At least one province has shown a genuine willingness to do something about these problems.

The Smith government in Alberta announced early in the year that it would move towards paying hospitals per-patient treated as opposed to a fixed annual budget, a policy approach that Quebec has been working on for years. Albertans will also soon be able purchase, at least in a limited way, some diagnostic and surgical services for themselves, which is again already possible in Quebec. Alberta has also gone a step further by allowing physicians to work in both public and private settings.

While controversial in Canada, these approaches simply mirror what is being done in all of the developed world’s top-performing universal health-care systems. Australia, the Netherlands, Germany and Switzerland all pay their hospitals per patient treated, and allow patients the opportunity to purchase care privately if they wish. They all also have better and faster universally accessible health care than Canada’s provinces provide, while spending a little more (Switzerland) or less (Australia, Germany, the Netherlands) than we do.

While these reforms are clearly a step in the right direction, there’s more to be done.

Even if we include Alberta’s reforms, these countries still do some very important things differently.

Critically, all of these countries expect patients to pay a small amount for their universally accessible services. The reasoning is straightforward: we all spend our own money more carefully than we spend someone else’s, and patients will make more informed decisions about when and where it’s best to access the health-care system when they have to pay a little out of pocket.

The evidence around this policy is clear—with appropriate safeguards to protect the very ill and exemptions for lower-income and other vulnerable populations, the demand for outpatient healthcare services falls, reducing delays and freeing up resources for others.

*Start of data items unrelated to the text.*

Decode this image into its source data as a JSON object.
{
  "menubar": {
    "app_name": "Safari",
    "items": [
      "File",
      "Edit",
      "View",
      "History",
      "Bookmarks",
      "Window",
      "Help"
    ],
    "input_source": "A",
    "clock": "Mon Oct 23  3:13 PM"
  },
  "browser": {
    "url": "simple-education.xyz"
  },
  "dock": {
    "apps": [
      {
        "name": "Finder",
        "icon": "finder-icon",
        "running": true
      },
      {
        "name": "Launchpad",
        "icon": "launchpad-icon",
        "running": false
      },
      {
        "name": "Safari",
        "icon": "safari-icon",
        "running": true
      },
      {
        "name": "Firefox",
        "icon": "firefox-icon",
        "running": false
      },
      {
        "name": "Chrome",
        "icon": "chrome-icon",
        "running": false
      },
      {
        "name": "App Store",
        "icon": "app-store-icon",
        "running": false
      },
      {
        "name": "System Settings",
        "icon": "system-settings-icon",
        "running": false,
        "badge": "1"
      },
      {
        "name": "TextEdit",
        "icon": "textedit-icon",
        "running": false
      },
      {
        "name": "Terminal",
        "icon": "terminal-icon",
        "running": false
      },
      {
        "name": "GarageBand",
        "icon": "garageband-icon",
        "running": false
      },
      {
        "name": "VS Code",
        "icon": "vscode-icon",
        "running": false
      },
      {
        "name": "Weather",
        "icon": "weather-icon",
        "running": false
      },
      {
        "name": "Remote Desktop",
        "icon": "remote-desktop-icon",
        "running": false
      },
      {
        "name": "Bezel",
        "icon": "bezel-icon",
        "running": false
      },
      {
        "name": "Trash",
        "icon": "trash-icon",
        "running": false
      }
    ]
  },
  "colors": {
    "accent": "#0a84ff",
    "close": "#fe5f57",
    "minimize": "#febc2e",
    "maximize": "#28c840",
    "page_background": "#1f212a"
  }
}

Charging patients even small amounts for care would of course violate the Canada Health Act, but it would also emulate the approach of 100 per cent of the developed world’s top-performing health-care systems. In this case, violating outdated federal policy means better universal health care for Canadians.

These top-performing countries also see the private sector and innovative entrepreneurs as partners in delivering universal health care. A relationship that is far different from the limited individual contracts some provinces have with private clinics and surgical centres to provide care in Canada. In these other countries, even full-service hospitals are operated by private providers. Importantly, partnering with innovative private providers, even hospitals, to deliver universal health care does not violate the Canada Health Act.

So, while Alberta has made strides this past year moving towards the well-established higher performance policy approach followed elsewhere, the Smith government remains at least a couple steps short of truly adopting a more Australian or European approach for health care. And other provinces have yet to even get to where Alberta will soon be.

Let’s hope in 2026 that Alberta keeps moving towards a truly world class universal health-care experience for patients, and that the other provinces catch up.